Since the 1990s, large companies began to recognise the importance of data as a key differentiator in their business plans. This phenomenon intensified with the democratisation of the internet and the rise of websites, setting a trend that has evolved significantly over the past 30 years.
A report by Statista projects that more than twice as much data will be generated by 2025 as last year, reaching nearly 180 zettabytes, approximately 36,000 times more than the volume of data that Google stores today.
On the occasion of its 25th anniversary, PUE, the leading Spanish technology company in consulting and implementation of Data & Machine Learning projects, has compiled the key milestones it has witnessed in the transition from old big data to today’s capabilities.

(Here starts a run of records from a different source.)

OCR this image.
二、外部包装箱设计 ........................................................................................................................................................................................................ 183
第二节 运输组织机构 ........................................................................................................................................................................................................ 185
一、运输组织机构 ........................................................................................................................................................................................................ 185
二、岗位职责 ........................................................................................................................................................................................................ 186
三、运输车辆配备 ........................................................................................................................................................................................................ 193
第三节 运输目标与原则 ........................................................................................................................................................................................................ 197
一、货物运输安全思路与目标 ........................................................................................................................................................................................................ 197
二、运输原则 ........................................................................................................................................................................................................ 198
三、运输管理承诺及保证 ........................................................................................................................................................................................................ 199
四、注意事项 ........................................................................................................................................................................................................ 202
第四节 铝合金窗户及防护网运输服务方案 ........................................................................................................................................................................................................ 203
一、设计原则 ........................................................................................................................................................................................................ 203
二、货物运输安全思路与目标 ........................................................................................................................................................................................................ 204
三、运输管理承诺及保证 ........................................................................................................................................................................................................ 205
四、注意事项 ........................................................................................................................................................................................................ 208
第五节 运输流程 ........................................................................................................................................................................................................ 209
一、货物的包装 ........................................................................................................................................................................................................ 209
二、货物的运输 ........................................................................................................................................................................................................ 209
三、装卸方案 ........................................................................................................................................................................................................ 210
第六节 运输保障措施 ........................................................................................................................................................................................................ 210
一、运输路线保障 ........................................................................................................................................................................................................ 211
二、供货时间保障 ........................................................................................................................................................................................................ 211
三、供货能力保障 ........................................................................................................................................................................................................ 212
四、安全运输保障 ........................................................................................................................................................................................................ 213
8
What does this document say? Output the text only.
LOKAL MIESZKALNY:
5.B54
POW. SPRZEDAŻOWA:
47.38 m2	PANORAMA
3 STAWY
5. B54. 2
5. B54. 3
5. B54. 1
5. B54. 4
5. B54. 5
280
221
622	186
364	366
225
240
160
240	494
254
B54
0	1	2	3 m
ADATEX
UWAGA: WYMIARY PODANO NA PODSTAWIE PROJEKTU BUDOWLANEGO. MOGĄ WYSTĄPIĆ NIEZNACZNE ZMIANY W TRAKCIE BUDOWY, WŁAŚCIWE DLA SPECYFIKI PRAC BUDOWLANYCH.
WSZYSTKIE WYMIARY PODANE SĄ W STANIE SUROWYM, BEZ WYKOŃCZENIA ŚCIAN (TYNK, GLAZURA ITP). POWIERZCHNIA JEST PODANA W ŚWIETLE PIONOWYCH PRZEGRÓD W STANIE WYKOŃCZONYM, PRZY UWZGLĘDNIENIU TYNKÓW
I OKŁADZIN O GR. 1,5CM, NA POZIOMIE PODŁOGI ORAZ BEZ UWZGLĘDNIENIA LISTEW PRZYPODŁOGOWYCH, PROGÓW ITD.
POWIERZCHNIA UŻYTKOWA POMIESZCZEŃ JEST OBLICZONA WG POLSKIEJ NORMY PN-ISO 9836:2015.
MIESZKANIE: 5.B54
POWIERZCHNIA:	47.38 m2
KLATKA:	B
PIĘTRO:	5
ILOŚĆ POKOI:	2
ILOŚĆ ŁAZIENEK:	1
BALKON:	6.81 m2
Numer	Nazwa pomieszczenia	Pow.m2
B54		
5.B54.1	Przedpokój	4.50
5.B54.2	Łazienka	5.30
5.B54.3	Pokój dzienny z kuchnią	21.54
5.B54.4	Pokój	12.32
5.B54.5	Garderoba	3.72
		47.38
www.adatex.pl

These milestones have enabled the company to respond innovatively to the growing demands of its customers.
- Transition to greater efficiency: From Hadoop to the Data Cloud: In 2006, Apache Hadoop emerged as an innovation focused on batch ETL processes for on-premise environments. However, its limited ecosystem and complex Java developments left it behind as a rudimentary framework. In 2023, the Data Cloud consolidates as an evolution that maintains the spirit of Hadoop, focusing on batch processing and streaming. This real-time advantage, combined with artificial intelligence, enables the development of processes in a broad ecosystem, both in the cloud and in hybrid environments, and offers data quality and data governance capabilities, marking a significant advance from the days of Hadoop.
- Evolution in data management: From on-premise to cloud and hybrid models: In early data projects, companies were limited to the on-premise option. With the development of the Cloud, more agile, flexible and efficient data management emerged, with potentially lower investments. Today, the key to an optimised data strategy is to analyse the nature of each project to determine whether cloud, on-premise or hybrid environments are the best option. A report by Cloudera reveals that 72% of companies are considering repatriating their data from the Cloud to on-premise, while 94% plan to move more data to the Cloud.
- Smart Data: The ultimate Big Data efficiency: As more companies look to leverage their data to expand their business, simply being a data-driven enterprise is no longer enough. Now massive data collection and storage must go hand-in-hand with innovative analytics techniques for more useful, accessible and intuitive use. The transition from big data to smart data becomes the differentiating factor. This drives process optimisation, minimises risks and threats, opens up new business opportunities, improves user experience and ultimately brings positive brand reputation.
- New challenge in the short term: Growth of unstructured data: In the early days, companies were dealing with small and manageable amounts of data. However, with advances such as IoT and connected devices, the volume of data has grown exponentially. Today, high volumes of unstructured data are common, accounting for 80-90% of new data captured by enterprises, according to Gartner. This challenge makes data governance difficult and highlights the need for the right technology and analytical approaches to extract maximum value from this data.